V. 2.5. LE CHAMP DE LA COOPÉRATION ENTRE LES PARTENAIRES SOCIAUX

Nous avons vu dans un premier temps quelle était la place des syndicats dans les relations du travail, ainsi que le degré de centralisation des négociations salariales. Mais dans des pays identiques de ces deux points de vue, l'issue des négociations dépendra également de la nature de la coopération entre les partenaires sociaux. Sont-ils engagés dans une relation longue, portant sur un ensemble large de questions d'intérêt commun, ou bien ne se rencontrent-ils que pour discuter des augmentations de salaires immédiates des salariés en place ? La cohérence d'ensemble du cadre institutionnel prend ici toute son importance.

Si les partenaires sociaux, encouragés voire encadrés par le gouvernement, prennent possession des relations du travail à travers la signature d'accords collectifs, ou la discussion dans des organismes de concertations, ou encore la gestion des systèmes de protection sociale et le règlement des conflits du travail, il est clair que les discussions sur les salaires s'inscriront dans une perspective plus large de valorisation du travail des salariés et sur un horizon de temps plus long. Dans ce cadre, il sera possible de faire apparaître des gains dynamiques, liés par exemple à la formation professionnelle et la stabilité de l'emploi, plutôt que de se limiter aux augmentations de salaires à court terme. En outre, la diversité des sujets abordés, notamment dans les conventions collectives, favorise l'émergence de compromis (modération salariale contre amélioration des conditions de travail, engendrant en retour des gains de productivité,...).

Graphique 6 : Indicateur de coopération entre les partenaires sociaux

Dans un système centralisé, les partenaires sociaux sont incités à mieux contrôler les suites de leurs négociations à l'échelon inférieur, de manière à rester crédibles dans la négociation centralisée (Pays-Bas, Allemagne, Belgique, Autriche, Danemark,...). Ce type de fonctionnement va donc de paire avec une bonne coordination des différentes organisations syndicales entre elles.
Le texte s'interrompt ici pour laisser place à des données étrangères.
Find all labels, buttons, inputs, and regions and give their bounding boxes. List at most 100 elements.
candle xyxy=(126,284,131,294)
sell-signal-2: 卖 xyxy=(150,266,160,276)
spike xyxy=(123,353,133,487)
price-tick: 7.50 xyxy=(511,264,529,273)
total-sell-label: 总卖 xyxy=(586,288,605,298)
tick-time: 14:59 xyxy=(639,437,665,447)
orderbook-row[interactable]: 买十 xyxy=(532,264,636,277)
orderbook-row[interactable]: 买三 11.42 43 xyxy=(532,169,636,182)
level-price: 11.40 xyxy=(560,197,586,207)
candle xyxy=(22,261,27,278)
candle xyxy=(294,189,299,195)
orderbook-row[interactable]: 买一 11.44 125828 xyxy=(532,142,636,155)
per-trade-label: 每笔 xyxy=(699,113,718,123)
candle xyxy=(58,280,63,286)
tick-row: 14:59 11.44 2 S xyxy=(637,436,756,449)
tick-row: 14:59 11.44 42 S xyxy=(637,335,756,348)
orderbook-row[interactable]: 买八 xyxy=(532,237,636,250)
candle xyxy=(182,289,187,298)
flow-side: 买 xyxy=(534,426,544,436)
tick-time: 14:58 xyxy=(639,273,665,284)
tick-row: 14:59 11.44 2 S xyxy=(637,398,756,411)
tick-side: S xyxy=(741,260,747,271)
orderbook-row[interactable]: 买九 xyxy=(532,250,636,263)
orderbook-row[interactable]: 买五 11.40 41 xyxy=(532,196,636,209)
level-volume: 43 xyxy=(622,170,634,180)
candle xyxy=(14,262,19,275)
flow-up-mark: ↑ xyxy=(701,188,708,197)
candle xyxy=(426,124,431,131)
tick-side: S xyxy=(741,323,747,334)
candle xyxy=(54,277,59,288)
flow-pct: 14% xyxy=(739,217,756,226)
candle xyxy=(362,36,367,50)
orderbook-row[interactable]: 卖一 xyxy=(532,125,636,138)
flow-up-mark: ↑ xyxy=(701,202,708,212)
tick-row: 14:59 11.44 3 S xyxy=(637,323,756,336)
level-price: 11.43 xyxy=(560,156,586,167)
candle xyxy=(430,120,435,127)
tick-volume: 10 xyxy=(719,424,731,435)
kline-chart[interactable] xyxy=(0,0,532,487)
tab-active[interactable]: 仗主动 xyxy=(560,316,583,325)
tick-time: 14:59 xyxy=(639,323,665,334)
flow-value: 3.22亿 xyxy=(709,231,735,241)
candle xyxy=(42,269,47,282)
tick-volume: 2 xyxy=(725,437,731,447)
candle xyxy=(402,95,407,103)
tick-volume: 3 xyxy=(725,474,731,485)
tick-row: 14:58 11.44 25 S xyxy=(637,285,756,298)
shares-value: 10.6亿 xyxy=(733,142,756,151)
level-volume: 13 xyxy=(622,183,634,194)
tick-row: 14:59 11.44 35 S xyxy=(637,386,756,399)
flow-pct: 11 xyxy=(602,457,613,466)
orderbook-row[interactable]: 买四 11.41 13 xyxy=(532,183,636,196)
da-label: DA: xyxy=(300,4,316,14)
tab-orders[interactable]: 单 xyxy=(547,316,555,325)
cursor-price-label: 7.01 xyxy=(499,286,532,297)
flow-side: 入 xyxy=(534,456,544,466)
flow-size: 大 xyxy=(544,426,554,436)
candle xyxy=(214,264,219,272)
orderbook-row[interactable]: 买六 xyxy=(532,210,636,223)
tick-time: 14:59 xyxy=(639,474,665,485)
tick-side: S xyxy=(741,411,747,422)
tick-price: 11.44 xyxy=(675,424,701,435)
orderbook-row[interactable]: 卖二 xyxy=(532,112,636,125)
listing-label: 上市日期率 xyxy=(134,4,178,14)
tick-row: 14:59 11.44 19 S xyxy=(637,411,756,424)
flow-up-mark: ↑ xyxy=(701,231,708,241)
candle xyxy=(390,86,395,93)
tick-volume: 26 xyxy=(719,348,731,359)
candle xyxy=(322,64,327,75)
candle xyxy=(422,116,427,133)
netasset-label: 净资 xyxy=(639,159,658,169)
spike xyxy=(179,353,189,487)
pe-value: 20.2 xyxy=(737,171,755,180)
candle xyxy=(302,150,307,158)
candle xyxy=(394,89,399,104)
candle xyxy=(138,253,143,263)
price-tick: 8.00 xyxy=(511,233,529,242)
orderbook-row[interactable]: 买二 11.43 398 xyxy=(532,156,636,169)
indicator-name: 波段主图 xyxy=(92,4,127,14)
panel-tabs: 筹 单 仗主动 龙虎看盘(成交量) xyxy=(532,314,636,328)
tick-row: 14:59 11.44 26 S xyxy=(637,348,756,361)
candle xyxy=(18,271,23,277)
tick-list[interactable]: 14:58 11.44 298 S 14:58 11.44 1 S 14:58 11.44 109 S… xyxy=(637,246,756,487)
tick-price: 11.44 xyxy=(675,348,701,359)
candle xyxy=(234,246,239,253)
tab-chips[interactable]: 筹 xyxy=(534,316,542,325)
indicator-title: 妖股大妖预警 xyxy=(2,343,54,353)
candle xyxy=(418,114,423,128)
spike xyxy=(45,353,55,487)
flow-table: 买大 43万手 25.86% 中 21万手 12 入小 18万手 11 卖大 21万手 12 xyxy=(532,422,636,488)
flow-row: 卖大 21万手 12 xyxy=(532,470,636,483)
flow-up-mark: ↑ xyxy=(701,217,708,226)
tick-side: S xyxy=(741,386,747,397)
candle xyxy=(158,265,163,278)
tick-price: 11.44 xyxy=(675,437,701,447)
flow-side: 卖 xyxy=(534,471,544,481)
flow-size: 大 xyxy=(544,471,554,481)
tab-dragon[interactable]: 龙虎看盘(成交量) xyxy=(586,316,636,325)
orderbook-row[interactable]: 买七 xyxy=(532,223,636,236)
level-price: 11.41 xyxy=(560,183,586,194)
En dehors du Japon, centralisation et coopération vont généralement ensemble. L'indicateur de coopération utilisé ici ( Graphique 6) résulte de notre appréciation d'un ensemble d'éléments (présentés en annexe), comme l'existence d'organes de concertation, et de plan nationaux pour l'emploi, de l'importance des conventions collectives, des processus de règlement des conflits, de l'étendue des sujets abordés dans les négociations, ou encore du rôle des comités d'entreprise.